Alborotó el pelo del muchacho mientras hablaba, sonriéndole incluso cuando el aprendiz se echaba hacia atrás.
—Ven a cenar esta noche a casa, Arlen —dijo ella—. Ragen está fuera y la mansión resulta muy solitaria sin él. Te daré de cenar algo que te llene un poco los huesos, y puedes quedarte a dormir en tu habitación.
—No… No creo que pueda —contestó el muchacho, evitando los ojos de la dama—. Cob me necesita para acabar unos postes de protección para los jardines del duque.
—Tonterías —terció el maestro, haciendo un ademán con la mano—. Los postes pueden esperar. No debo entregarlos hasta la próxima semana. —Alzó los ojos para mirar a la dama y esbozó una gran sonrisa, haciendo caso omiso del malestar de su pupilo—. Lo enviaré allí cuando suene la Campanada Vespertina, señora.

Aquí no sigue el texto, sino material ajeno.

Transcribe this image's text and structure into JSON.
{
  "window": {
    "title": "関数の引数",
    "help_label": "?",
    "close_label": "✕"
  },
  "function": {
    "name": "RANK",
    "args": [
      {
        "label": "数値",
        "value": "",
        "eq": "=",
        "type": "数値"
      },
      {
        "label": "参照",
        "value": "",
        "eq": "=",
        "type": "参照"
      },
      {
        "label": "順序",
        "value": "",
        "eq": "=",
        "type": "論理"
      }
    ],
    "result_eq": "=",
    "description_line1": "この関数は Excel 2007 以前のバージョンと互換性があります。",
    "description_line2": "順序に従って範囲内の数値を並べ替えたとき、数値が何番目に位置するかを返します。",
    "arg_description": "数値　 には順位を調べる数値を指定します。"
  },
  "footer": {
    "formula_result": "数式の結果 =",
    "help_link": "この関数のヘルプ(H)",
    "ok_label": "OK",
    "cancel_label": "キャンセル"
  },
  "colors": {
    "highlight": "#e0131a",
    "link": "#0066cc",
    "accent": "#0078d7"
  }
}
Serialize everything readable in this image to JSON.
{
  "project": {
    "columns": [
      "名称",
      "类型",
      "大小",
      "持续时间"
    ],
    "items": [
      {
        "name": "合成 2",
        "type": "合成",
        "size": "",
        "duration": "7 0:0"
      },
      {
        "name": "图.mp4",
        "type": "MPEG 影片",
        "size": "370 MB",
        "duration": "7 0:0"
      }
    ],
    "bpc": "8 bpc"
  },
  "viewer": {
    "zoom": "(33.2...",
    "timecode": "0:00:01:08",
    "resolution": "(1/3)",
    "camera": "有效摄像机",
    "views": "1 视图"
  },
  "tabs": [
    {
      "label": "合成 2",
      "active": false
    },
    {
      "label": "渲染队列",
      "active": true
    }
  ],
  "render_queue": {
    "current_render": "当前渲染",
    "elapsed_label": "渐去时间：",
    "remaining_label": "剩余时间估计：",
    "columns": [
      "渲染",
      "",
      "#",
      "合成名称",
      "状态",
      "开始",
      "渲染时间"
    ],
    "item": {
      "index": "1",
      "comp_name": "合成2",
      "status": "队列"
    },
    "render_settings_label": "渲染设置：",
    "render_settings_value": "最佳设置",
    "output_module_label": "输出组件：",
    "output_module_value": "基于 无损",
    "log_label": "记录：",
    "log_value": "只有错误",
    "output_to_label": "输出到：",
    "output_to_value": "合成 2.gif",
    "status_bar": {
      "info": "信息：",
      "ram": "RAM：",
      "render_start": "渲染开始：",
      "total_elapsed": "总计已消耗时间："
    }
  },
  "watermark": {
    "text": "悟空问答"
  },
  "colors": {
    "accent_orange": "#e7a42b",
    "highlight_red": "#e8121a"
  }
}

Lady Elissa le dedicó una sonrisa deslumbrante.
—En tal caso, está decidido —dijo ella—. Te veré esta noche, Arlen.
Besó al muchacho y se marchó de la tienda con andares regios.
Cob miró de refilón a su aprendiz, que trabajaba con gesto de pocos amigos.
—No entiendo por qué prefieres pasar las noches sobre un jergón en la parte de atrás de la tienda cuando tienes una cama mullida y caliente a tu disposición y a una mujer como Elissa, que te adora —comentó sin apartar la vista de sus quehaceres.
—Se comporta como si fuera mamá —se quejó el muchacho—, y no lo es.
—Muy cierto, no lo es —convino Cob—, pero está claro que desea el puesto. ¿Qué hay de malo en concedérselo?
Arlen no dijo nada, y Cob dejó correr el asunto al percibir tristeza en los ojos del aprendiz.
—Pasas mucho tiempo sin salir, con la nariz metida en los libros —le reprendió Cob a su aprendiz mientras le quitaba de las manos el volumen que estaba leyendo—. ¿Cuándo fue la última vez que sentiste el sol sobre la piel?
Arlen abrió los ojos. En Arroyo Tibbet no paraba en casa mientras tuviera elección, pero después de un año en Miln le resultaba difícil recordar su último día en la calle.
—Sal y haz alguna trastada —le ordenó Cob—, tener un amigo de tu edad no va a matarte.
Por primera vez en un año Arlen salió de la ciudad. El sol lo confortó como un viejo amigo. Una vez estuvo lejos de las carretas de los excrementos, la putridez de los vertederos y el sudor de la multitud, el aire tenía una frescura que había olvidado. Localizó una cima desde la cual se dominaba un campo lleno de niños enfrascados en sus juegos, sacó un libro de su talega y se desplomó pesadamente sobre el suelo para ponerse a leer.
—¡Eh, rata de biblioteca! —lo llamó alguien.
Arlen alzó los ojos y vio acercarse a un grupo de muchachos con un balón.
—Necesitamos a uno más para estar iguales en los laterales.
—No conozco las reglas —contestó Arlen.
Cob le había ordenado jugar con otros chicos, pero su libro le parecía más interesante.
—¿Qué hay que saber? —preguntó el otro muchacho—. Ayudas por tu lado a meter el balón e intentas impedir que lo haga el equipo contrario.
Arlen torció el gesto.
—De acuerdo —aceptó, y se puso en movimiento para unirse al portavoz de la pandilla.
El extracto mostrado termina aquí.